The fact that this is happening everywhere, all at once (much like the housing crisis itself), means it's synthetic.
YIMBYs are shills, not real people.
The housing cost problem is just one more issue that deporting 50 million migrant invaders could solve.
It would help, not fix, people are trying to price themselves out of ghetto black neighbors. Anymore that means you have to earn more than Laquishas 100k government salary working at the DMV.
i watched those police cam vids.. and one had a nice looking area with those small apartments.. and when the police tries to question 1 black.. a whole group of +30 blacks comes out of these nice looking apartments being all ghetto and ratchet. those assholes dont deserve those kinda apartments.

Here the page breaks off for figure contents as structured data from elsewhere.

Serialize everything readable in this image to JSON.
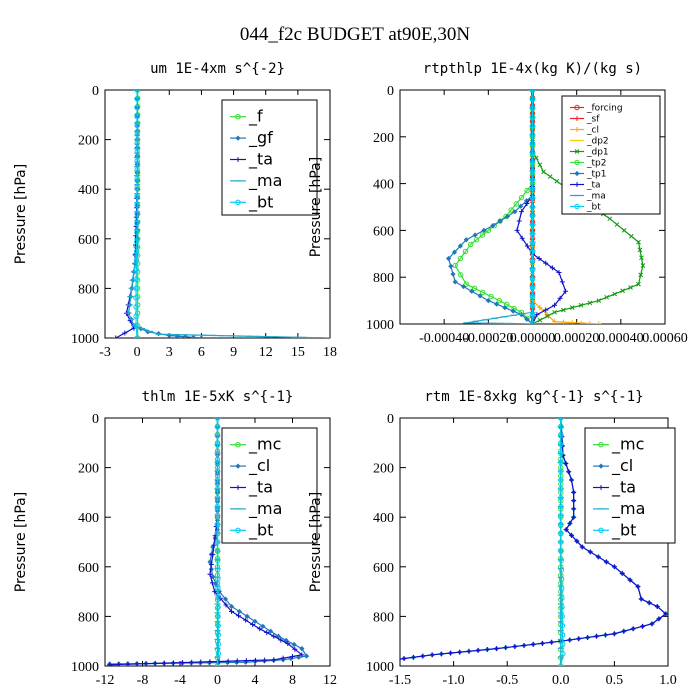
{
  "figure": {
    "title": "044_f2c  BUDGET at90E,30N"
  },
  "chart_data": [
    {
      "type": "line",
      "title": "um  1E-4xm s^{-2}",
      "ylabel": "Pressure [hPa]",
      "xlim": [
        -3,
        18
      ],
      "ylim": [
        1000,
        0
      ],
      "xticks": [
        -3,
        0,
        3,
        6,
        9,
        12,
        15,
        18
      ],
      "xtick_labels": [
        "-3",
        "0",
        "3",
        "6",
        "9",
        "12",
        "15",
        "18"
      ],
      "yticks": [
        0,
        200,
        400,
        600,
        800,
        1000
      ],
      "ytick_labels": [
        "0",
        "200",
        "400",
        "600",
        "800",
        "1000"
      ],
      "legend_style": "big",
      "legend": [
        "_f",
        "_gf",
        "_ta",
        "_ma",
        "_bt"
      ],
      "series": [
        {
          "name": "_f",
          "color": "#33dd33",
          "marker": "circle",
          "x": [
            0.05,
            0.05,
            0.05,
            0.05,
            0.05,
            0.05,
            0.05,
            0.05,
            0.05,
            0.05,
            0.05,
            0.05
          ],
          "y": [
            0,
            100,
            200,
            300,
            400,
            500,
            600,
            700,
            800,
            900,
            950,
            1000
          ]
        },
        {
          "name": "_gf",
          "color": "#2277bb",
          "marker": "diamond",
          "x": [
            0,
            0,
            0,
            0,
            -0.2,
            -0.5,
            -0.8,
            -0.3,
            1.0,
            3.0,
            6.0
          ],
          "y": [
            0,
            200,
            400,
            600,
            700,
            800,
            900,
            950,
            975,
            990,
            1000
          ]
        },
        {
          "name": "_ta",
          "color": "#1111cc",
          "marker": "plus",
          "x": [
            0,
            0,
            -0.2,
            -0.5,
            -1.0,
            -0.3,
            -2.0
          ],
          "y": [
            0,
            400,
            700,
            800,
            900,
            960,
            1000
          ]
        },
        {
          "name": "_ma",
          "color": "#22aacc",
          "marker": "dash",
          "x": [
            0,
            0,
            0,
            -0.2,
            -0.5,
            -0.8,
            -0.3,
            2.0,
            18.0
          ],
          "y": [
            0,
            200,
            600,
            700,
            800,
            900,
            950,
            985,
            1000
          ]
        },
        {
          "name": "_bt",
          "color": "#00ccee",
          "marker": "circle",
          "x": [
            0,
            0,
            -0.1,
            -0.1,
            0
          ],
          "y": [
            0,
            500,
            800,
            950,
            1000
          ]
        }
      ]
    },
    {
      "type": "line",
      "title": "rtpthlp  1E-4x(kg K)/(kg s)",
      "ylabel": "Pressure [hPa]",
      "xlim": [
        -0.0006,
        0.0006
      ],
      "ylim": [
        1000,
        0
      ],
      "xticks": [
        -0.0004,
        -0.0002,
        0,
        0.0002,
        0.0004,
        0.0006
      ],
      "xtick_labels": [
        "-0.00040",
        "-0.00020",
        "0.00000",
        "0.00020",
        "0.00040",
        "0.00060"
      ],
      "yticks": [
        0,
        200,
        400,
        600,
        800,
        1000
      ],
      "ytick_labels": [
        "0",
        "200",
        "400",
        "600",
        "800",
        "1000"
      ],
      "legend_style": "small",
      "legend": [
        "_forcing",
        "_sf",
        "_cl",
        "_dp2",
        "_dp1",
        "_tp2",
        "_tp1",
        "_ta",
        "_ma",
        "_bt"
      ],
      "series": [
        {
          "name": "_forcing",
          "color": "#ee2222",
          "marker": "circle",
          "x": [
            0,
            0,
            0,
            0,
            0,
            0,
            0,
            0,
            0,
            0,
            0
          ],
          "y": [
            0,
            100,
            200,
            300,
            400,
            500,
            600,
            700,
            800,
            900,
            1000
          ]
        },
        {
          "name": "_sf",
          "color": "#ee2222",
          "marker": "plus",
          "x": [
            0,
            0,
            0,
            0,
            0,
            0
          ],
          "y": [
            0,
            200,
            400,
            600,
            800,
            1000
          ]
        },
        {
          "name": "_cl",
          "color": "#ffaa00",
          "marker": "plus",
          "x": [
            0,
            0,
            0,
            0.0001,
            0.0003
          ],
          "y": [
            0,
            400,
            900,
            990,
            1000
          ]
        },
        {
          "name": "_dp2",
          "color": "#ffcc00",
          "marker": "dash",
          "x": [
            0,
            0,
            0
          ],
          "y": [
            0,
            500,
            1000
          ]
        },
        {
          "name": "_dp1",
          "color": "#119911",
          "marker": "cross",
          "x": [
            0,
            0,
            5e-05,
            0.0002,
            0.00035,
            0.00048,
            0.0005,
            0.00048,
            0.0003,
            0.0001,
            0
          ],
          "y": [
            0,
            260,
            350,
            450,
            550,
            650,
            750,
            830,
            900,
            950,
            1000
          ]
        },
        {
          "name": "_tp2",
          "color": "#33dd33",
          "marker": "circle",
          "x": [
            0,
            0,
            -5e-05,
            -0.00012,
            -0.0002,
            -0.00028,
            -0.00035,
            -0.0003,
            -0.00015,
            -5e-05,
            0
          ],
          "y": [
            0,
            400,
            460,
            540,
            600,
            660,
            750,
            830,
            900,
            950,
            1000
          ]
        },
        {
          "name": "_tp1",
          "color": "#2277bb",
          "marker": "diamond",
          "x": [
            0,
            0,
            -8e-05,
            -0.00018,
            -0.0003,
            -0.00038,
            -0.00035,
            -0.0002,
            -5e-05,
            0
          ],
          "y": [
            0,
            450,
            520,
            580,
            640,
            720,
            820,
            900,
            960,
            1000
          ]
        },
        {
          "name": "_ta",
          "color": "#1111cc",
          "marker": "plus",
          "x": [
            0,
            0,
            -5e-05,
            -7e-05,
            0,
            0.00012,
            0.00015,
            0.0001,
            2e-05,
            0
          ],
          "y": [
            0,
            450,
            520,
            600,
            700,
            780,
            860,
            920,
            960,
            1000
          ]
        },
        {
          "name": "_ma",
          "color": "#22aacc",
          "marker": "dash",
          "x": [
            0,
            0,
            0,
            -0.0003,
            -0.0001,
            0
          ],
          "y": [
            0,
            500,
            950,
            995,
            998,
            1000
          ]
        },
        {
          "name": "_bt",
          "color": "#00ccee",
          "marker": "circle",
          "x": [
            0,
            0,
            0
          ],
          "y": [
            0,
            500,
            1000
          ]
        }
      ]
    },
    {
      "type": "line",
      "title": "thlm  1E-5xK s^{-1}",
      "ylabel": "Pressure [hPa]",
      "xlim": [
        -12,
        12
      ],
      "ylim": [
        1000,
        0
      ],
      "xticks": [
        -12,
        -8,
        -4,
        0,
        4,
        8,
        12
      ],
      "xtick_labels": [
        "-12",
        "-8",
        "-4",
        "0",
        "4",
        "8",
        "12"
      ],
      "yticks": [
        0,
        200,
        400,
        600,
        800,
        1000
      ],
      "ytick_labels": [
        "0",
        "200",
        "400",
        "600",
        "800",
        "1000"
      ],
      "legend_style": "big",
      "legend": [
        "_mc",
        "_cl",
        "_ta",
        "_ma",
        "_bt"
      ],
      "series": [
        {
          "name": "_mc",
          "color": "#33dd33",
          "marker": "circle",
          "x": [
            0,
            0,
            0,
            0,
            0,
            0,
            0,
            0,
            0,
            0,
            0
          ],
          "y": [
            0,
            100,
            200,
            300,
            400,
            500,
            600,
            700,
            800,
            900,
            1000
          ]
        },
        {
          "name": "_cl",
          "color": "#2277bb",
          "marker": "diamond",
          "x": [
            0,
            0,
            0,
            -0.5,
            -0.8,
            -0.5,
            0.2,
            1.5,
            4.0,
            6.5,
            9.0,
            9.5,
            7.0,
            3.0,
            -11.5
          ],
          "y": [
            0,
            300,
            450,
            520,
            580,
            640,
            700,
            760,
            820,
            880,
            930,
            960,
            975,
            985,
            992
          ]
        },
        {
          "name": "_ta",
          "color": "#1111cc",
          "marker": "plus",
          "x": [
            0,
            0,
            -0.5,
            -0.8,
            -0.3,
            1.5,
            4.5,
            7.5,
            9.0,
            6.0,
            -11.5
          ],
          "y": [
            0,
            400,
            550,
            630,
            700,
            780,
            850,
            910,
            955,
            975,
            995
          ]
        },
        {
          "name": "_ma",
          "color": "#22aacc",
          "marker": "dash",
          "x": [
            0,
            0,
            0
          ],
          "y": [
            0,
            500,
            1000
          ]
        },
        {
          "name": "_bt",
          "color": "#00ccee",
          "marker": "circle",
          "x": [
            0,
            0,
            0.1,
            0
          ],
          "y": [
            0,
            500,
            950,
            1000
          ]
        }
      ]
    },
    {
      "type": "line",
      "title": "rtm  1E-8xkg kg^{-1} s^{-1}",
      "ylabel": "Pressure [hPa]",
      "xlim": [
        -1.5,
        1.0
      ],
      "ylim": [
        1000,
        0
      ],
      "xticks": [
        -1.5,
        -1.0,
        -0.5,
        0.0,
        0.5,
        1.0
      ],
      "xtick_labels": [
        "-1.5",
        "-1.0",
        "-0.5",
        "0.0",
        "0.5",
        "1.0"
      ],
      "yticks": [
        0,
        200,
        400,
        600,
        800,
        1000
      ],
      "ytick_labels": [
        "0",
        "200",
        "400",
        "600",
        "800",
        "1000"
      ],
      "legend_style": "big",
      "legend": [
        "_mc",
        "_cl",
        "_ta",
        "_ma",
        "_bt"
      ],
      "series": [
        {
          "name": "_mc",
          "color": "#33dd33",
          "marker": "circle",
          "x": [
            0,
            0,
            0,
            0,
            0,
            0,
            0,
            0,
            0,
            0,
            0
          ],
          "y": [
            0,
            100,
            200,
            300,
            400,
            500,
            600,
            700,
            800,
            900,
            1000
          ]
        },
        {
          "name": "_cl",
          "color": "#2277bb",
          "marker": "diamond",
          "x": [
            0,
            0.02,
            0.1,
            0.12,
            0.12,
            0.05,
            0.2,
            0.5,
            0.72,
            0.75,
            0.9,
            0.98,
            0.85,
            0.5,
            0.0,
            -0.6,
            -1.2,
            -1.55
          ],
          "y": [
            0,
            150,
            250,
            300,
            400,
            450,
            520,
            600,
            680,
            730,
            760,
            790,
            830,
            870,
            900,
            930,
            955,
            975
          ]
        },
        {
          "name": "_ta",
          "color": "#1111cc",
          "marker": "plus",
          "x": [
            0,
            0.02,
            0.1,
            0.12,
            0.12,
            0.05,
            0.2,
            0.5,
            0.72,
            0.75,
            0.9,
            0.98,
            0.85,
            0.5,
            0.0,
            -0.6,
            -1.2,
            -1.55
          ],
          "y": [
            0,
            150,
            250,
            300,
            400,
            450,
            520,
            600,
            680,
            730,
            760,
            790,
            830,
            870,
            900,
            930,
            955,
            975
          ]
        },
        {
          "name": "_ma",
          "color": "#22aacc",
          "marker": "dash",
          "x": [
            0,
            0,
            0
          ],
          "y": [
            0,
            500,
            1000
          ]
        },
        {
          "name": "_bt",
          "color": "#00ccee",
          "marker": "circle",
          "x": [
            0,
            0,
            0.02,
            0
          ],
          "y": [
            0,
            500,
            950,
            1000
          ]
        }
      ]
    }
  ]
}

honestly.. should be used to give our recent graduates 2-3 years a cheap place to live for them to set up their life. after 2-3 years, they cant live there anymore.
As it turns out, social engineering and the great new societies plan not only didn’t work, it created the suburbs. Then when the suburbs were blamed for redlining the suburbs had to build suburbs and fracture more because leftists wanted to kill the middle class. Now, you have to pay almost half a million just to not live somewhere that is 80%+ White unless you go full rural.
Fuck that, I live in a small town that’s currently being flooded by retard hicklibs and if one more person moves here I’m starting a fire.
100 million must go, then the market will improve
We need efficient, cheap 3 bedroom houses ( with a possibility to add more rooms in the basement ) that don't look like demoralizing spawns of a Goyvernment.
And a plan for encourage White people in small towns to have ( larger ) families.
https://x.com/brian_lenney/status/2070268624896729592?s=46
This thread started my rant.
I'm not sure on the maths here. If rental prices are down then they are more in alignment with what the market is willing to cover. If they continue going down they will match with the national average. And if they go down again they will be cheaper than the national average.
All I'm seeing is that they are too expensive at the moment.
As for the rest, I'm not sure town planners ever have the town they want to have their family stay in be the ones they plan.
Rental prices are down because the new units are vastly smaller. They’re putting lipstick on a pig giving you an apartment 2/3rds the size as before at 75% of the price.